As of the date the site appeared, Hugh Briggs, with data available from websites operated by the State of Maine and assistance gratefully acknowledged below, produced this site. A blog will be added shortly, and I welcome additional voices.
The site stems from an interest in politics and policy in Maine. I grew up on a dairy farm in Maine, and graduated from the University of Maine - Orono with a degree in Economics. I left a brief but enjoyable stint working at the State Department of Marine Resources to obtain a doctorate in Economics from the University of Wisconsin-Madison, and lived and taught for a number of years in Ohio. I returned to Maine in the summer of 2014, currently reside in Bath, and can be reached via email here: email@example.com
Bill Klem, the first major league baseball umpire to be inducted into the Baseball Hall of Fame in Cooperstown, N.Y. is reported to have answered a question about whether a pitch was a ball or a strike by saying "It isn't anything until I call it." On these webpages, the State of Maine's legislative web pages play the role of Bill Klem, and I am the batter asking "What was it?"

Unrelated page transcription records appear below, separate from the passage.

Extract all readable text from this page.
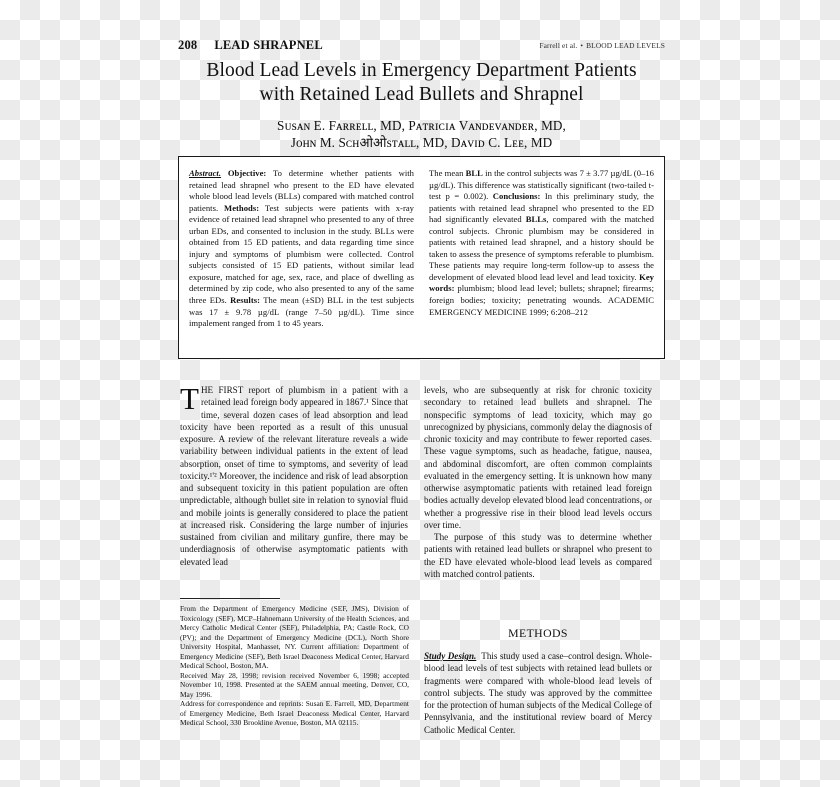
208 LEAD SHRAPNEL	Farrell et al. • BLOOD LEAD LEVELS
Blood Lead Levels in Emergency Department Patients
with Retained Lead Bullets and Shrapnel
Sᴜsᴀɴ E. Fᴀʀʀᴇʟʟ, MD, Pᴀᴛʀɪᴄɪᴀ Vᴀɴᴅᴇᴠᴀɴᴅᴇʀ, MD,
Jᴏʜɴ M. Sᴄʜओओѕᴛᴀʟʟ, MD, Dᴀᴠɪᴅ C. Lᴇᴇ, MD
Abstract. Objective: To determine whether patients with retained lead shrapnel who present to the ED have elevated whole blood lead levels (BLLs) compared with matched control patients. Methods: Test subjects were patients with x-ray evidence of retained lead shrapnel who presented to any of three urban EDs, and consented to inclusion in the study. BLLs were obtained from 15 ED patients, and data regarding time since injury and symptoms of plumbism were collected. Control subjects consisted of 15 ED patients, without similar lead exposure, matched for age, sex, race, and place of dwelling as determined by zip code, who also presented to any of the same three EDs. Results: The mean (±SD) BLL in the test subjects was 17 ± 9.78 µg/dL (range 7–50 µg/dL). Time since impalement ranged from 1 to 45 years.
The mean BLL in the control subjects was 7 ± 3.77 µg/dL (0–16 µg/dL). This difference was statistically significant (two-tailed t-test p = 0.002). Conclusions: In this preliminary study, the patients with retained lead shrapnel who presented to the ED had significantly elevated BLLs, compared with the matched control subjects. Chronic plumbism may be considered in patients with retained lead shrapnel, and a history should be taken to assess the presence of symptoms referable to plumbism. These patients may require long-term follow-up to assess the development of elevated blood lead level and lead toxicity. Key words: plumbism; blood lead level; bullets; shrapnel; firearms; foreign bodies; toxicity; penetrating wounds. ACADEMIC EMERGENCY MEDICINE 1999; 6:208–212

THE FIRST report of plumbism in a patient with a retained lead foreign body appeared in 1867.¹ Since that time, several dozen cases of lead absorption and lead toxicity have been reported as a result of this unusual exposure. A review of the relevant literature reveals a wide variability between individual patients in the extent of lead absorption, onset of time to symptoms, and severity of lead toxicity.¹'² Moreover, the incidence and risk of lead absorption and subsequent toxicity in this patient population are often unpredictable, although bullet site in relation to synovial fluid and mobile joints is generally considered to place the patient at increased risk. Considering the large number of injuries sustained from civilian and military gunfire, there may be underdiagnosis of otherwise asymptomatic patients with elevated lead

levels, who are subsequently at risk for chronic toxicity secondary to retained lead bullets and shrapnel. The nonspecific symptoms of lead toxicity, which may go unrecognized by physicians, commonly delay the diagnosis of chronic toxicity and may contribute to fewer reported cases. These vague symptoms, such as headache, fatigue, nausea, and abdominal discomfort, are often common complaints evaluated in the emergency setting. It is unknown how many otherwise asymptomatic patients with retained lead foreign bodies actually develop elevated blood lead concentrations, or whether a progressive rise in their blood lead levels occurs over time.

The purpose of this study was to determine whether patients with retained lead bullets or shrapnel who present to the ED have elevated whole-blood lead levels as compared with matched control patients.

From the Department of Emergency Medicine (SEF, JMS), Division of Toxicology (SEF), MCP–Hahnemann University of the Health Sciences, and Mercy Catholic Medical Center (SEF), Philadelphia, PA; Castle Rock, CO (PV); and the Department of Emergency Medicine (DCL), North Shore University Hospital, Manhasset, NY. Current affiliation: Department of Emergency Medicine (SEF), Beth Israel Deaconess Medical Center, Harvard Medical School, Boston, MA.

Received May 28, 1998; revision received November 6, 1998; accepted November 10, 1998. Presented at the SAEM annual meeting, Denver, CO, May 1996.

Address for correspondence and reprints: Susan E. Farrell, MD, Department of Emergency Medicine, Beth Israel Deaconess Medical Center, Harvard Medical School, 330 Brookline Avenue, Boston, MA 02115.

METHODS

Study Design. This study used a case–control design. Whole-blood lead levels of test subjects with retained lead bullets or fragments were compared with whole-blood lead levels of control subjects. The study was approved by the committee for the protection of human subjects of the Medical College of Pennsylvania, and the institutional review board of Mercy Catholic Medical Center.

I care quite a bit about accuracy. As is often said, we are entitled to our opinions (and mine will be available on the blog), we are not entitled to our own set of facts. Votes are extremely likely to be reported accurately here for a variety of boring technical reasons. The State's website sometimes offers conflicting data on sponsorship of bills, so that a legislator who is listed as a sponsor on one part of the State's website is listed as a cosponsor on the part of the State's website that I used. You can obtain links to the two different sources for sponsors/cosponsors on the Useful Links page.
There are literally several thousand links within the site; hopefully they all work. But I would welcome information about any broken links or any other mistakes that may have crept into the data wrangling process; please contact me at firstname.lastname@example.org with the information and receive my public acknowledgement and thanks. I will list corrections at the bottom of this page. I would much rather be corrected than propagate mistaken impressions.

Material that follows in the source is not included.